Элис вздёрнула подбородок.
— Не говори так! По крайней мере, при нём! Позже, если уж тебе невтерпёж…
— Позже?! — воскликнул Дэвид. — При нём, без него — какая разница? — Внезапно он притих, обмяк и выразил своим видом сожаление. — Ладно, всё хорошо. Я ведь знаю, как бывает…

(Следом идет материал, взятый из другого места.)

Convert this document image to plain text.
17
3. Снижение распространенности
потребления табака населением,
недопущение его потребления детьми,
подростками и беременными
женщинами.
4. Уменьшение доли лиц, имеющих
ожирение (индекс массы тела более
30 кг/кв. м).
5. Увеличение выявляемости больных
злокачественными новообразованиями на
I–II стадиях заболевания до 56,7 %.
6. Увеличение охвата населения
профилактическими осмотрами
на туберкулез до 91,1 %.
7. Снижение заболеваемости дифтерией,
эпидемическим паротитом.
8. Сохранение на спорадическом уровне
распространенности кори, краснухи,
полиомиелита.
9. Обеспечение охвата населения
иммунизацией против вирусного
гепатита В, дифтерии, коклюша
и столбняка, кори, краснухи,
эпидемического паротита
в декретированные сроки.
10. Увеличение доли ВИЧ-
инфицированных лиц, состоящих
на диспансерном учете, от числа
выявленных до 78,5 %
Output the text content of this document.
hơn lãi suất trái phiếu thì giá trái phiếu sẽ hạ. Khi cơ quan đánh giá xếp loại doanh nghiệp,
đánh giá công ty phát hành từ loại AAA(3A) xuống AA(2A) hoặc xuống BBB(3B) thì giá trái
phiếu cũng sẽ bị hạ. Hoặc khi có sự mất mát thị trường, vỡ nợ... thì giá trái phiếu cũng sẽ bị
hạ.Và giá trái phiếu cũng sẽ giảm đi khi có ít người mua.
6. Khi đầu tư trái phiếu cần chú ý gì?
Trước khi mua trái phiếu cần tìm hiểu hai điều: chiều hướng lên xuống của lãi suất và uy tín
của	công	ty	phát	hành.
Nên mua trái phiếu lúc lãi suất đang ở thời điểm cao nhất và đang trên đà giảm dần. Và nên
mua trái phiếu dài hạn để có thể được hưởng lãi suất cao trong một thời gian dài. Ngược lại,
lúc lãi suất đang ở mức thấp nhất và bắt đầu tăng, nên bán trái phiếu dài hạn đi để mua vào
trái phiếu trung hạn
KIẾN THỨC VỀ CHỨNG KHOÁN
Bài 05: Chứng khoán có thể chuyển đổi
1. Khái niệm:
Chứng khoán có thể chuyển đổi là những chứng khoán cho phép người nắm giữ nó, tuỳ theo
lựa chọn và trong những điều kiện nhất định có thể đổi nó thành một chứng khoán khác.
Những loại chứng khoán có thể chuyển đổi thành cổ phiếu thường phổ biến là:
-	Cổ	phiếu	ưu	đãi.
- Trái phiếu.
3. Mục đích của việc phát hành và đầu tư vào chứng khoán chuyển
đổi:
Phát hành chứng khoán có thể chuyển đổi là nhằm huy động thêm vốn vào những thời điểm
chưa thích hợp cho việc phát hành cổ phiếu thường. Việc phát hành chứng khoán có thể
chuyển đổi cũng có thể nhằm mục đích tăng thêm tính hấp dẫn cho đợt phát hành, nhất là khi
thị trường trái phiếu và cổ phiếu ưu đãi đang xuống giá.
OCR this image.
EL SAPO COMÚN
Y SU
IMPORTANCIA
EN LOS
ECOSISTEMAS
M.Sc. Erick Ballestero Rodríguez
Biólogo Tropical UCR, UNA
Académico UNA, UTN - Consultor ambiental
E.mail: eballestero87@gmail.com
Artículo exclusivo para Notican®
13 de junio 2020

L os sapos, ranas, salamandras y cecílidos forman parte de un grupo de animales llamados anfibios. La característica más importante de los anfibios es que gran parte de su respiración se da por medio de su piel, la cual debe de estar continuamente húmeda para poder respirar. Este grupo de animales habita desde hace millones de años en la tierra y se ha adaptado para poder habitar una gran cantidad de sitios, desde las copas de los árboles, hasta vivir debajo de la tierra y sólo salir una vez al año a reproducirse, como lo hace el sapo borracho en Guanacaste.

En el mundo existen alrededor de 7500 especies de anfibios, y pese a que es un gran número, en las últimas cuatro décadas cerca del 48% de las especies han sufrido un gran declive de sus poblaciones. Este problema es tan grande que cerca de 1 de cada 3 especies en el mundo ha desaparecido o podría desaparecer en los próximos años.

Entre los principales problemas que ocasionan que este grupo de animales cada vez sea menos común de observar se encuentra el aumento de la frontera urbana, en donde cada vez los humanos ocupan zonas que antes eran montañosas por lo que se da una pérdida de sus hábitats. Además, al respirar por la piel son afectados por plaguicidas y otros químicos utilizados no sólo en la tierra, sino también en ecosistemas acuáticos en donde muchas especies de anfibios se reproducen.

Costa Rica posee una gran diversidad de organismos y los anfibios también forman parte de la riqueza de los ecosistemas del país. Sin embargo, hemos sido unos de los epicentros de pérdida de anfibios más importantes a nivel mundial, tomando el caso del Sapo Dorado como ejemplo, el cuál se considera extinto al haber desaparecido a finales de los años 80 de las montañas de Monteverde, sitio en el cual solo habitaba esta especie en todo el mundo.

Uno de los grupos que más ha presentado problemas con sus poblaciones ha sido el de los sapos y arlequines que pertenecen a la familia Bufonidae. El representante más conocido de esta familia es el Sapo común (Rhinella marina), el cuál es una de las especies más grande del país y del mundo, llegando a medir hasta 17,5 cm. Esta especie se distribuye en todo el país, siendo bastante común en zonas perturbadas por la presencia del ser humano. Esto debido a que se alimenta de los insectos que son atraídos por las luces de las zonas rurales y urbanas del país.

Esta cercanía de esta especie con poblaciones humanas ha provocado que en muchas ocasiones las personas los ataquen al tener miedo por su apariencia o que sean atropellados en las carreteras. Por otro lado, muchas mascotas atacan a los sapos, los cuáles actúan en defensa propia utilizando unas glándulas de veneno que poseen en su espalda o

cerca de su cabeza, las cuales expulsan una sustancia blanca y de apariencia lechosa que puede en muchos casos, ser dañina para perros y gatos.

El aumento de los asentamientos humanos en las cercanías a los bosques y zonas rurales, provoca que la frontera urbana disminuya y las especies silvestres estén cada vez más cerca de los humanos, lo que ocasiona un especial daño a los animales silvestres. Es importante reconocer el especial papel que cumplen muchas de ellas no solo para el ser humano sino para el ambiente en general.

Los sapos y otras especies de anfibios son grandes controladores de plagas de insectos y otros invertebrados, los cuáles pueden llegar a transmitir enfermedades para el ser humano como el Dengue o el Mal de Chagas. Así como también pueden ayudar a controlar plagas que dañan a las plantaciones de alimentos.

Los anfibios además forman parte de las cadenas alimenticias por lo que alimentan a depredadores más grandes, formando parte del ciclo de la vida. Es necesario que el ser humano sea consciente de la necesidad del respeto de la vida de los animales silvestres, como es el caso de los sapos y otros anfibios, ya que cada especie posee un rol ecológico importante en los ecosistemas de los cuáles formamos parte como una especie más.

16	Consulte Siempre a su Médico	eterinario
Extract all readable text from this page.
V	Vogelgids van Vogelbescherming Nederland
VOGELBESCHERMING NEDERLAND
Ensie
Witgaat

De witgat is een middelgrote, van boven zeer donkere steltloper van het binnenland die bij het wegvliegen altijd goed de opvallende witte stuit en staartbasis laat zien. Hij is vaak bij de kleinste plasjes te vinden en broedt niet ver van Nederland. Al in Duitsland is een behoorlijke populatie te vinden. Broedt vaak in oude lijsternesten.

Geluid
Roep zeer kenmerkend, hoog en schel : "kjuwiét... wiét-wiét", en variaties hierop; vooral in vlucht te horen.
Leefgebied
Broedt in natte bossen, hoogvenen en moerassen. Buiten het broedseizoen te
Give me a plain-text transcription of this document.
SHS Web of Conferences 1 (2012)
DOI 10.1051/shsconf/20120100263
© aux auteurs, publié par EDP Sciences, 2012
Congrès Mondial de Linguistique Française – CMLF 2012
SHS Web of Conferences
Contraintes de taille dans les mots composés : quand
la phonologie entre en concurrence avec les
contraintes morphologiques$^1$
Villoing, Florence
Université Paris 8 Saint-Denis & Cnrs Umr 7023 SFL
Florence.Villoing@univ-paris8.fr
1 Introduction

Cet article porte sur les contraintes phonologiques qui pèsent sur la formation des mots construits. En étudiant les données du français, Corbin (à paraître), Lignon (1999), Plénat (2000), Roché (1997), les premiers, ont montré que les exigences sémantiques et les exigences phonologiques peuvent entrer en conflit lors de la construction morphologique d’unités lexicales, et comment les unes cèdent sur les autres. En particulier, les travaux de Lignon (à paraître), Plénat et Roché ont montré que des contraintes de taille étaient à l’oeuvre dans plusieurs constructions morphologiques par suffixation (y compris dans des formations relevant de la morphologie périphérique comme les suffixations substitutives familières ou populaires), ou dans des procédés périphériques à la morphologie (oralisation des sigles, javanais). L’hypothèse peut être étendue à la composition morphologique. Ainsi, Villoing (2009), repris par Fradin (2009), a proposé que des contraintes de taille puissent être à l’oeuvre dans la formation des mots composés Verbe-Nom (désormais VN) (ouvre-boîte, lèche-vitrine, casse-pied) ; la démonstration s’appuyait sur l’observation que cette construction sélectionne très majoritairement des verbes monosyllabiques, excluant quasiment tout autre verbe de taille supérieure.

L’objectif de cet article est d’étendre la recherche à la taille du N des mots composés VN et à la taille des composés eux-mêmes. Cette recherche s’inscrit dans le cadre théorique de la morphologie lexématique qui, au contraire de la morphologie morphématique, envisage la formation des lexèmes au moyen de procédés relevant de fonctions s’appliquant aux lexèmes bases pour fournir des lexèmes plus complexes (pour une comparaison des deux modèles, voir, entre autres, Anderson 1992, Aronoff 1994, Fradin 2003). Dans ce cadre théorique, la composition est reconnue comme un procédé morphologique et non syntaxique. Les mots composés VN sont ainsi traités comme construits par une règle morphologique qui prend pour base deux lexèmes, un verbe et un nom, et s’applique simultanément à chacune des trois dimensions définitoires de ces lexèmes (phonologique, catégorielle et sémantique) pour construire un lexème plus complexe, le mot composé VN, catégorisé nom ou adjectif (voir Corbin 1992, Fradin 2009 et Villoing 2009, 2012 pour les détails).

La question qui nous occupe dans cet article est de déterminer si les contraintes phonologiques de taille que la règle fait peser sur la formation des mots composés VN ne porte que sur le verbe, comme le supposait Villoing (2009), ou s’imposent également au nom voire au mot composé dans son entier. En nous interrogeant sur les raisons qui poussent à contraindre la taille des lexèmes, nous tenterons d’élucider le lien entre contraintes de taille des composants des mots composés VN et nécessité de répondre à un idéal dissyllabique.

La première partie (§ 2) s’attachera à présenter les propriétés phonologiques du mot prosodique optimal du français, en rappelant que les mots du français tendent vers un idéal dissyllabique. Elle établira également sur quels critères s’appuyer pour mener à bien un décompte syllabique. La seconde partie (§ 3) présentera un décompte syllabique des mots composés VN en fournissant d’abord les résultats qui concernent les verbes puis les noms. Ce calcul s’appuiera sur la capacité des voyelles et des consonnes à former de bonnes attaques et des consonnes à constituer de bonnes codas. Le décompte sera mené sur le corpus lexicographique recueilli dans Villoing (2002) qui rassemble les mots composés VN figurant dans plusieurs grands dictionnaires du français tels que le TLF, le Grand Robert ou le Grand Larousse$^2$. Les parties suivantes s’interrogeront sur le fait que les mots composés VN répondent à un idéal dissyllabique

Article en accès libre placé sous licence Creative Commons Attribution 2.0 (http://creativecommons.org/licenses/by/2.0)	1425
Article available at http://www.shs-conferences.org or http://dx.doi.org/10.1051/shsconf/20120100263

После ужина она позволила мужу отнести ребёнка наверх, в детскую. Не попросила, а именно позволила. Вернувшись, он застал её у приёмника. Звучала музыка, которую Элис вроде бы слушала, но явно не слышала. Глаза были закрыты, она вся погрузилась в свои мысли, о чём-то себя вопрошая. Когда муж вошёл, Элйс вздрогнула. Внезапно она бросилась к нему, на него, нежная чувственная — прежняя. Нашла его губы и впилась в них. Дэйв был ошеломлён. Стоило ребёнку оказаться наверху, как Элис задышала привольно, снова ожила. Теперь она была свободна. И шептала взахлёб, не умолкая:
— Спасибо, спасибо тебе, дорогой, за то, что всегда остаёшься самим собой. Надёжный мой, какой же ты надёжный!
Он не мог не рассмеяться.
— Так меня отец наставлял: «Сумей обеспечить свою семью, сынок!»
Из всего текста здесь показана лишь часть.